A pesar de ser muy temprano ya había gente que regateaba sobre cajas y costales de jitomate, papa, limones. Ella no compraba por cajas a menos que fueran de aquellas verduras o frutas que estaban casi por echarse a perder, lo que le permitía un cierto margen de ganancia al ofrecerlas en su puesto.
Poco a poco las grandes bolsas que llevaba se fueron llenando y tuvo que pedir a uno de los cargadores que le ayudaran con su diablito para que la acompañara al microbús y subiera todas las cosas que había comprado. Con todo amontado en una esquina se sentó a observar como algunas personas llevaban cubrebocas. Todos estaban en silencio y con la mirada perdida. A diferencia de algunas semanas atrás, las calles de la ciudad lucían vacías, las escuelas habían parado, lo mismo que muchas fábricas y bancos, así como las tiendas departamentales. Eso había dicho el gobierno: parar todas las actividades que se pudieran. Día con día desde hace cerca de un mes había bajado el número de personas en la calle. Ella también resentía en las ventas la poca afluencia de gente. No vendía ni la mitad de lo que vendía en un día normal.
Su mirada también se perdió en el vacío, como el resto de los pasajeros. Por más paradas que hacía el chofer en cada esquina, nadie más subió durante el trayecto a la base. Marisol pensó que esa epidemia era muy fuerte si podía hacer que todo parara.

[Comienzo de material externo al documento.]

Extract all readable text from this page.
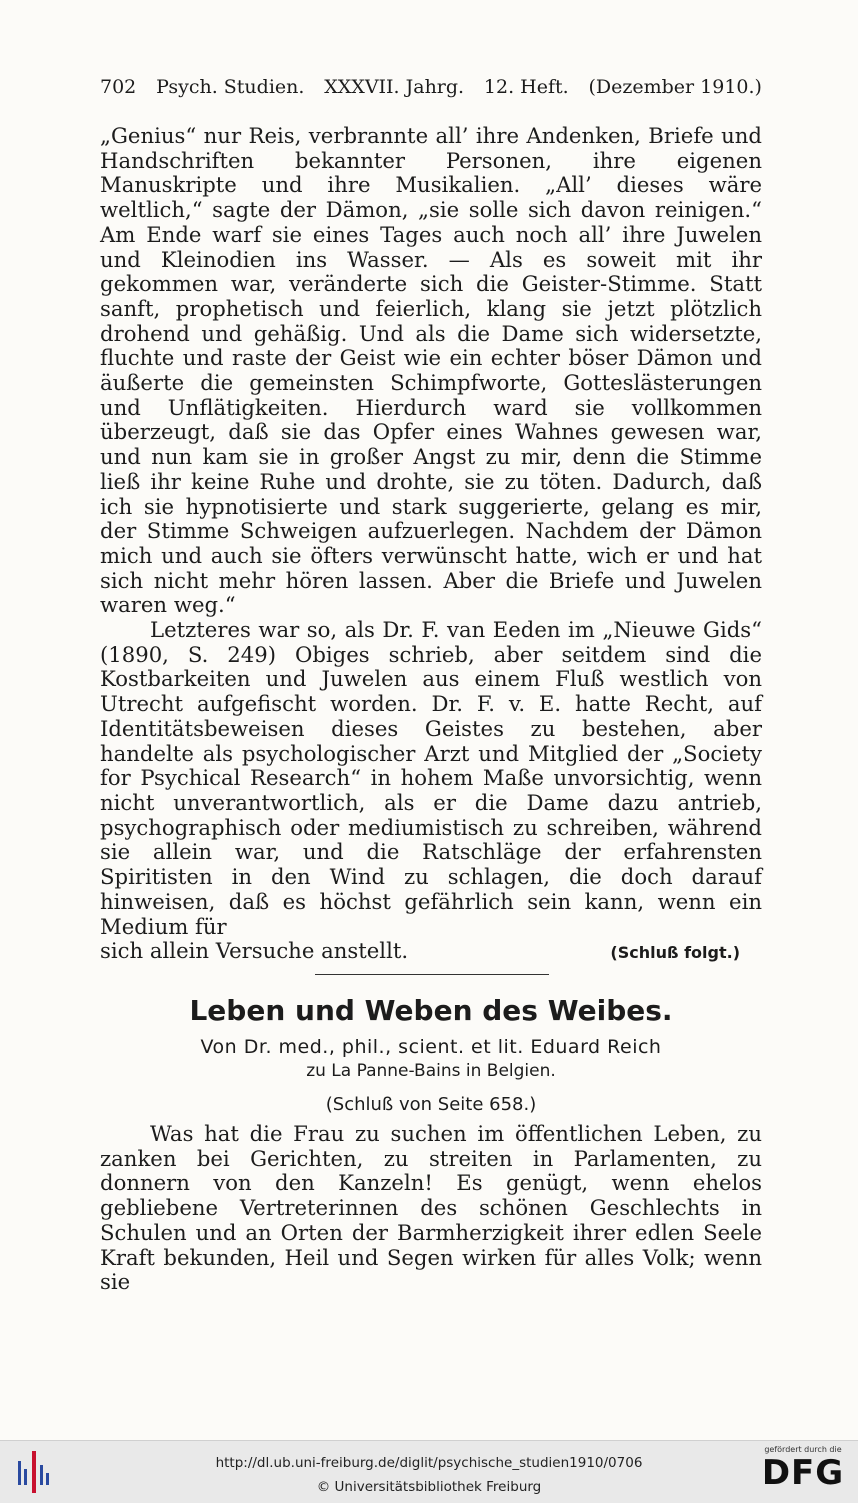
702 Psych. Studien. XXXVII. Jahrg. 12. Heft. (Dezember 1910.)

„Genius“ nur Reis, verbrannte all’ ihre Andenken, Briefe und Handschriften bekannter Personen, ihre eigenen Manuskripte und ihre Musikalien. „All’ dieses wäre weltlich,“ sagte der Dämon, „sie solle sich davon reinigen.“ Am Ende warf sie eines Tages auch noch all’ ihre Juwelen und Kleinodien ins Wasser. — Als es soweit mit ihr gekommen war, veränderte sich die Geister-Stimme. Statt sanft, prophetisch und feierlich, klang sie jetzt plötzlich drohend und gehäßig. Und als die Dame sich widersetzte, fluchte und raste der Geist wie ein echter böser Dämon und äußerte die gemeinsten Schimpfworte, Gotteslästerungen und Unflätigkeiten. Hierdurch ward sie vollkommen überzeugt, daß sie das Opfer eines Wahnes gewesen war, und nun kam sie in großer Angst zu mir, denn die Stimme ließ ihr keine Ruhe und drohte, sie zu töten. Dadurch, daß ich sie hypnotisierte und stark suggerierte, gelang es mir, der Stimme Schweigen aufzuerlegen. Nachdem der Dämon mich und auch sie öfters verwünscht hatte, wich er und hat sich nicht mehr hören lassen. Aber die Briefe und Juwelen waren weg.“

Letzteres war so, als Dr. F. van Eeden im „Nieuwe Gids“ (1890, S. 249) Obiges schrieb, aber seitdem sind die Kostbarkeiten und Juwelen aus einem Fluß westlich von Utrecht aufgefischt worden. Dr. F. v. E. hatte Recht, auf Identitätsbeweisen dieses Geistes zu bestehen, aber handelte als psychologischer Arzt und Mitglied der „Society for Psychical Research“ in hohem Maße unvorsichtig, wenn nicht unverantwortlich, als er die Dame dazu antrieb, psychographisch oder mediumistisch zu schreiben, während sie allein war, und die Ratschläge der erfahrensten Spiritisten in den Wind zu schlagen, die doch darauf hinweisen, daß es höchst gefährlich sein kann, wenn ein Medium für

sich allein Versuche anstellt.	(Schluß folgt.)
Leben und Weben des Weibes.
Von Dr. med., phil., scient. et lit. Eduard Reich
zu La Panne-Bains in Belgien.
(Schluß von Seite 658.)

Was hat die Frau zu suchen im öffentlichen Leben, zu zanken bei Gerichten, zu streiten in Parlamenten, zu donnern von den Kanzeln! Es genügt, wenn ehelos gebliebene Vertreterinnen des schönen Geschlechts in Schulen und an Orten der Barmherzigkeit ihrer edlen Seele Kraft bekunden, Heil und Segen wirken für alles Volk; wenn sie

http://dl.ub.uni-freiburg.de/diglit/psychische_studien1910/0706
© Universitätsbibliothek Freiburg
gefördert durch die
DFG
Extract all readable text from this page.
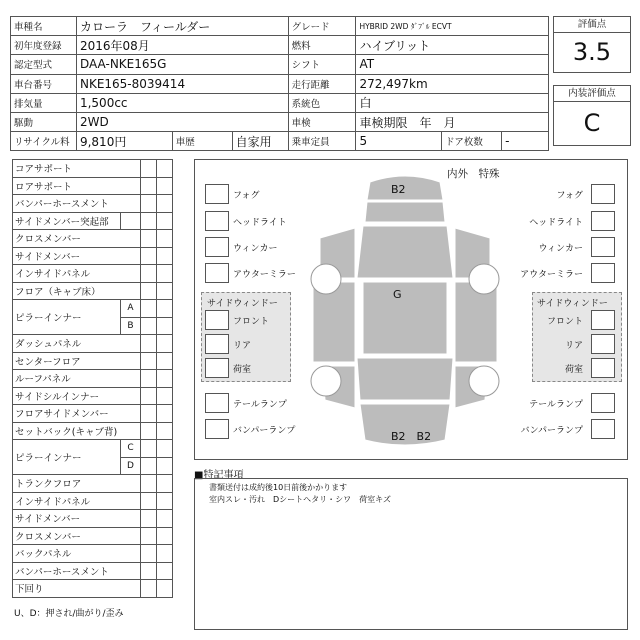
車種名	カローラ　フィールダー			グレード	HYBRID 2WD ﾀﾞﾌﾞﾙ ECVT		
初年度登録	2016年08月			燃料	ハイブリット		
認定型式	DAA-NKE165G			シフト	AT		
車台番号	NKE165-8039414			走行距離	272,497km		
排気量	1,500cc			系統色	白		
駆動	2WD			車検	車検期限　年　月		
リサイクル料	9,810円	車歴	自家用	乗車定員	5	ドア枚数	-
評価点
3.5
内装評価点
C
コアサポート			
ロアサポート			
バンパーホースメント			
サイドメンバー突起部			
クロスメンバー			
サイドメンバー			
インサイドパネル			
フロア（キャブ床）			
ピラーインナー	A		
	B		
ダッシュパネル			
センターフロア			
ルーフパネル			
サイドシルインナー			
フロアサイドメンバー			
セットバック(キャブ背)			
ピラーインナー	C		
	D		
トランクフロア			
インサイドパネル			
サイドメンバー			
クロスメンバー			
バックパネル			
バンパーホースメント			
下回り			
U、D：押され/曲がり/歪み
内外　特殊
B2
G
B2　B2
フォグ	フォグ
ヘッドライト	ヘッドライト
ウィンカー	ウィンカー
アウターミラー	アウターミラー
サイドウィンドー	サイドウィンドー
フロント	フロント
リア	リア
荷室	荷室
テールランプ	テールランプ
バンパーランプ	バンパーランプ
■特記事項
書類送付は成約後10日前後かかります
室内スレ・汚れ　Dシートヘタリ・シワ　荷室キズ
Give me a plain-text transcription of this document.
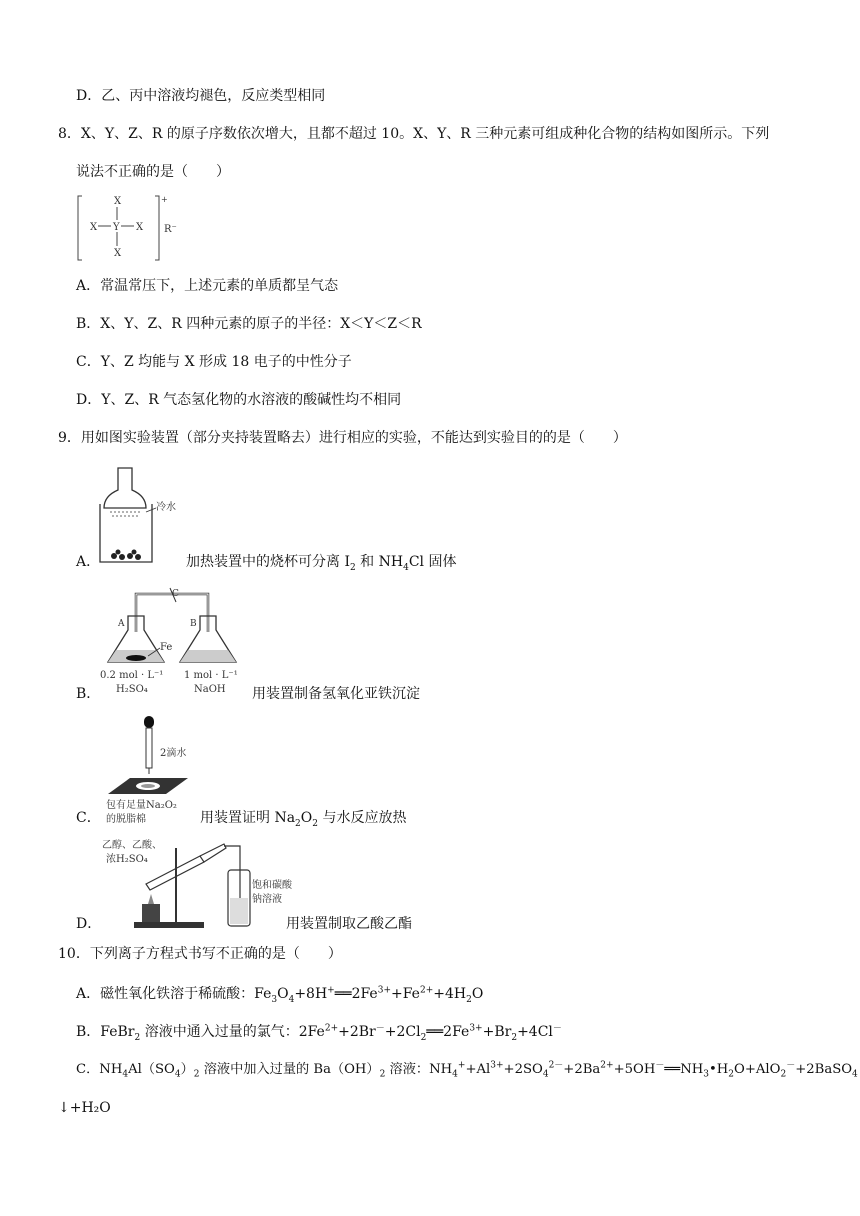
D．乙、丙中溶液均褪色，反应类型相同
8．X、Y、Z、R 的原子序数依次增大，且都不超过 10。X、Y、R 三种元素可组成种化合物的结构如图所示。下列
说法不正确的是（　　）
X
X Y X
X
+
R⁻
A．常温常压下，上述元素的单质都呈气态
B．X、Y、Z、R 四种元素的原子的半径：X＜Y＜Z＜R
C．Y、Z 均能与 X 形成 18 电子的中性分子
D．Y、Z、R 气态氢化物的水溶液的酸碱性均不相同
9．用如图实验装置（部分夹持装置略去）进行相应的实验，不能达到实验目的的是（　　）
冷水
A．	加热装置中的烧杯可分离 $I_2$ 和 $NH_4Cl$ 固体
C
A
Fe
B
0.2 mol · L⁻¹
H₂SO₄
1 mol · L⁻¹
NaOH
B．	用装置制备氢氧化亚铁沉淀
2滴水
包有足量Na₂O₂
的脱脂棉
C．	用装置证明 $Na_2O_2$ 与水反应放热
乙醇、乙酸、
浓H₂SO₄
饱和碳酸
钠溶液
D．	用装置制取乙酸乙酯
10．下列离子方程式书写不正确的是（　　）
A．磁性氧化铁溶于稀硫酸：$Fe_3O_4+8H^+══2Fe^{3+}+Fe^{2+}+4H_2O$
B．FeBr$_2$ 溶液中通入过量的氯气：$2Fe^{2+}+2Br^-+2Cl_2══2Fe^{3+}+Br_2+4Cl^-$
C．$NH_4Al(SO_4)_2$ 溶液中加入过量的 $Ba(OH)_2$ 溶液：$NH_4^++Al^{3+}+2SO_4^{2-}+2Ba^{2+}+5OH^-══NH_3•H_2O+AlO_2^-+2BaSO_4$
↓+H₂O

Por fin llegó a su casa y salió ya con el puesto para montarlo. En ese momento, aunque somnolientos, Juan y Martín ya estaban de pie, se movían como en cámara lenta y ni siquiera se habían peinado. Traían la ropa arrugada de dormir con ella durante varias noches. Aun así, en silencio comenzaron a cargar las bolsas y el puesto aun desarmado para llegar a la esquina donde siempre se ponían a vender.
Una vez terminado de colocar todo, como en un acto reflejo el marido y el hijo se sentaron en cuclillas y mientras ella comenzaba a despachar a la poca gente que se acercaba, ellos comenzaron a sacar de una bolsa tortillas, unos cuantos chiles y queso, y de una bolsa de papel una botella de aguardiente que ambos vieron como un premio al esfuerzo de haber colocado el puesto. Para ambos todo lo demás dejó de existir.
Para Marisol la escena era totalmente familiar. Durante los últimos tres años prácticamente no hablaban entre los tres, ella preocupada más por tener que darles de comer, ellos como pequeños a los cuales cuidaba una madre abnegada. Sin embargo, atendía amable y sonriente a su clientela. Una de ellas le preguntó si estaba siguiendo las indicaciones de prevención y cuidado, si sabía que aquella epidemia podía ser fatal para quienes no tuvieran servicio médico. Marisol sólo encogió los hombros y sonrió señalando el puesto, a pleno sol en la calle, cubierto apenas con una lona toda raída que le protegía del sol ardiente en esa época del año.
(Fotografía Gestión)
En la radio que llevaba con ella para no aburrirse durante los momentos que no había clientes, Marisol sintonizó las noticias. Desde hacía tres semanas llevaba la cuenta de cuantos contagiados y cuantos habían muerto por la epidemia. Le había agarrado el gusto a escuchar la conferencia del subsecretario aquel de salud, se imaginaba que era una persona que sabía mucho y que le interesaba la gente, podía escuchar como con palabras sencillas les decía lo que deberían hacer para salir lo mejor librados de aquello. Ella lo escuchaba embelesada y pensaba que seguramente era una buena persona a la que, si pudiera, le haría caso en todo, pero como no podía, una vez terminada la conferencia volvía a la realidad y con ello a ver el número de botellas de aguardiente que ahora estaban vacías sobre la banqueta mientras que los dos hombres de la casa yacían tirados, dormitando bajo el calor del día. Sonrió melancólica para sus adentros y pensó en lo último que el subsecretario de salud había dicho: esta es la última oportunidad. ¡por favor quédate en casa!